The second thing was an article, following a science conference in Alexandria, that declared that “Muslim scholars and students have turned against Darwin”.  The bulk of the article referred to a Professor of Physics and Astronomy from a university in the United Arab Emirates who referred to a survey of 100 academics and 100 scholars at his own university, that showed that 62 per cent of Muslim professors and students believed evolution to be an “unproven theory” compared with 10 per cent of non-Muslim professors.  The professor obviously was an evolutionist and said it didn’t contradict Islamic beliefs, yet clearly for a number of people it was unproven. I have no problem with micro-evolution but macro evolution, according to what I hear a number of people say, is still ‘unproven’. Remember for something to be ‘proven fact’ in scientific terms means there are no doubts or assumptions, or questions or gaps! Start asking evolutionists about the evolution of sex and there seems to be a large silence. Some will feel negative about me daring to suggest this – but it is, despite claims of ‘fact’ from some, more real to come to an ‘unproven’ verdict. Perhaps one day that may change but for the moment the questions, doubts, assumptions and gaps deny the verdict of ‘proven’ partly, it seems, because of lack of evidence.

The third thing came up in a report from Italy that “Colonel Muammar Gaddafi invited hundreds of attractive Italian “hostesses” to a villa in Rome last night for an evening at which he urged them to convert to Islam and told them Christianity was based on a fraud.” According to the report, “He then observed — to “general incredulity” — that Christ had not died on the Cross and been resurrected, as Christians believe, because the person crucified had been “a look-alike” who was substituted for the real Jesus.” Again, according to such Islamists, the case for Christ’s resurrection is ‘unproven’. But this one is a much more simple debate than the environmental and evolutionary debates. This argument, which is often put forward by Islamic representatives as part of their teaching, fails to take into account the wealth of evidence which makes the resurrection logically most probable, but of course you have to read and examine the evidence with an open mind to come to that conclusion. ‘Unproven’ here means “Unproven in my mind because I refuse to examine the evidence.”

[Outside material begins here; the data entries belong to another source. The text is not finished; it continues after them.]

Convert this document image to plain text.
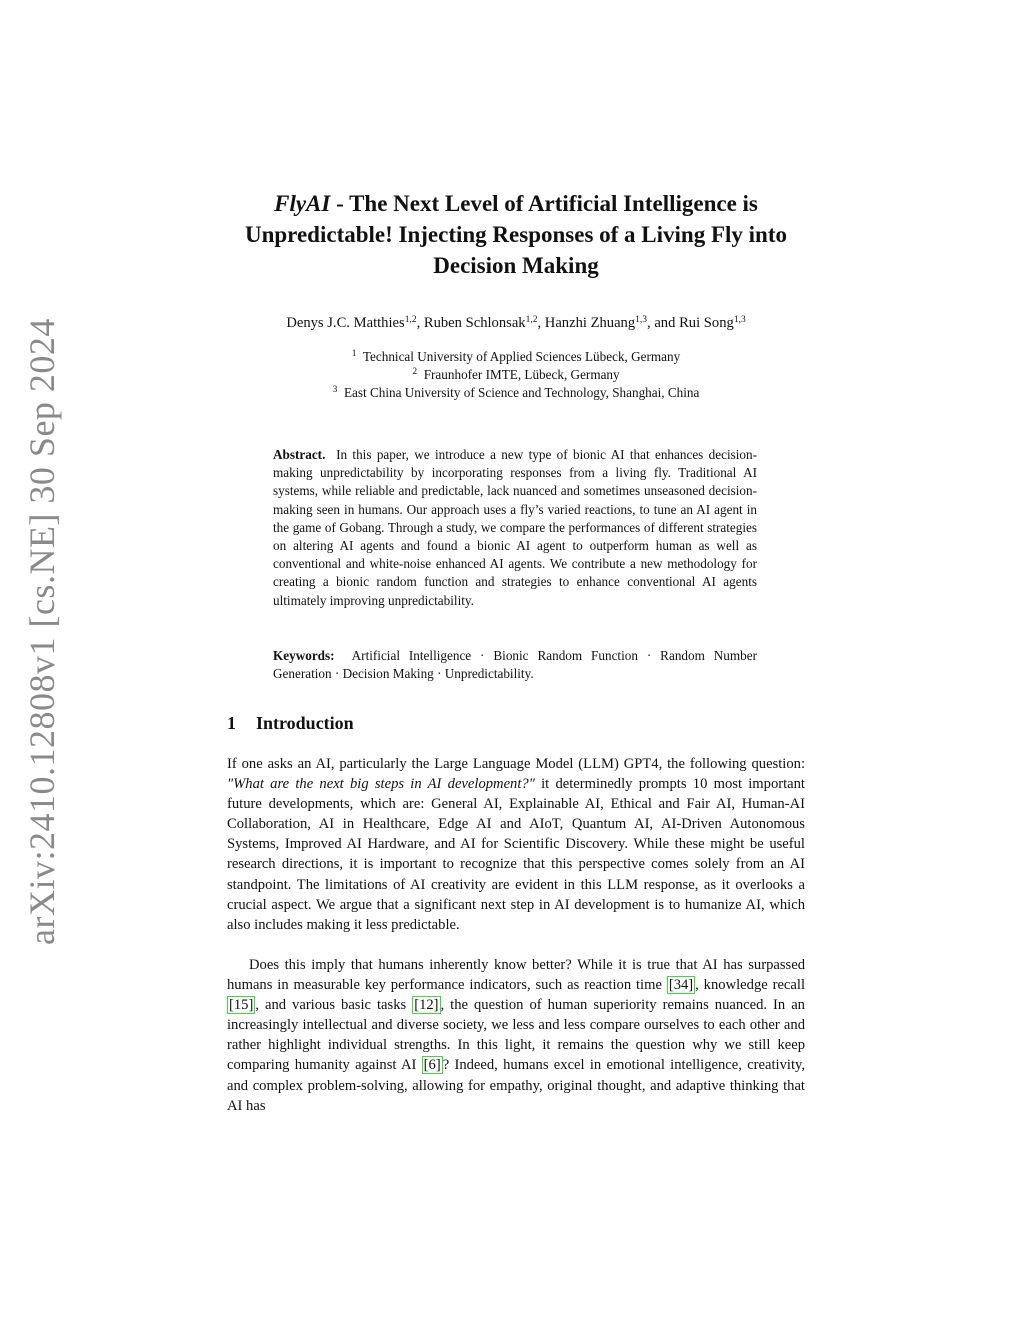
arXiv:2410.12808v1 [cs.NE] 30 Sep 2024
FlyAI - The Next Level of Artificial Intelligence is Unpredictable! Injecting Responses of a Living Fly into Decision Making
Denys J.C. Matthies$^{1,2}$, Ruben Schlonsak$^{1,2}$, Hanzhi Zhuang$^{1,3}$, and Rui Song$^{1,3}$
$^1$ Technical University of Applied Sciences Lübeck, Germany
$^2$ Fraunhofer IMTE, Lübeck, Germany
$^3$ East China University of Science and Technology, Shanghai, China
Abstract. In this paper, we introduce a new type of bionic AI that enhances decision-making unpredictability by incorporating responses from a living fly. Traditional AI systems, while reliable and predictable, lack nuanced and sometimes unseasoned decision-making seen in humans. Our approach uses a fly’s varied reactions, to tune an AI agent in the game of Gobang. Through a study, we compare the performances of different strategies on altering AI agents and found a bionic AI agent to outperform human as well as conventional and white-noise enhanced AI agents. We contribute a new methodology for creating a bionic random function and strategies to enhance conventional AI agents ultimately improving unpredictability.
Keywords: Artificial Intelligence · Bionic Random Function · Random Number Generation · Decision Making · Unpredictability.
1 Introduction

If one asks an AI, particularly the Large Language Model (LLM) GPT4, the following question: "What are the next big steps in AI development?" it determinedly prompts 10 most important future developments, which are: General AI, Explainable AI, Ethical and Fair AI, Human-AI Collaboration, AI in Healthcare, Edge AI and AIoT, Quantum AI, AI-Driven Autonomous Systems, Improved AI Hardware, and AI for Scientific Discovery. While these might be useful research directions, it is important to recognize that this perspective comes solely from an AI standpoint. The limitations of AI creativity are evident in this LLM response, as it overlooks a crucial aspect. We argue that a significant next step in AI development is to humanize AI, which also includes making it less predictable.

Does this imply that humans inherently know better? While it is true that AI has surpassed humans in measurable key performance indicators, such as reaction time [34] , knowledge recall [15] , and various basic tasks [12] , the question of human superiority remains nuanced. In an increasingly intellectual and diverse society, we less and less compare ourselves to each other and rather highlight individual strengths. In this light, it remains the question why we still keep comparing humanity against AI [6] ? Indeed, humans excel in emotional intelligence, creativity, and complex problem-solving, allowing for empathy, original thought, and adaptive thinking that AI has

Each of these three debates involve history and history so often requires assumptions. The first two revolve around long-term history which is uncertain and which require various assumptions because the evidence is not always there, and that is where it becomes unclear and debatable. The last one is about the simple, straight forward evidence of a simple historical event which has world-changing consequences and which is easily resolved by careful examination of that clear evidence. The evidence, at least in Colonel Gaddafi’s case seems unpalatable because it raises questions about an alternative belief system and that is not easy to take.  Unproven? It depends on where you start from!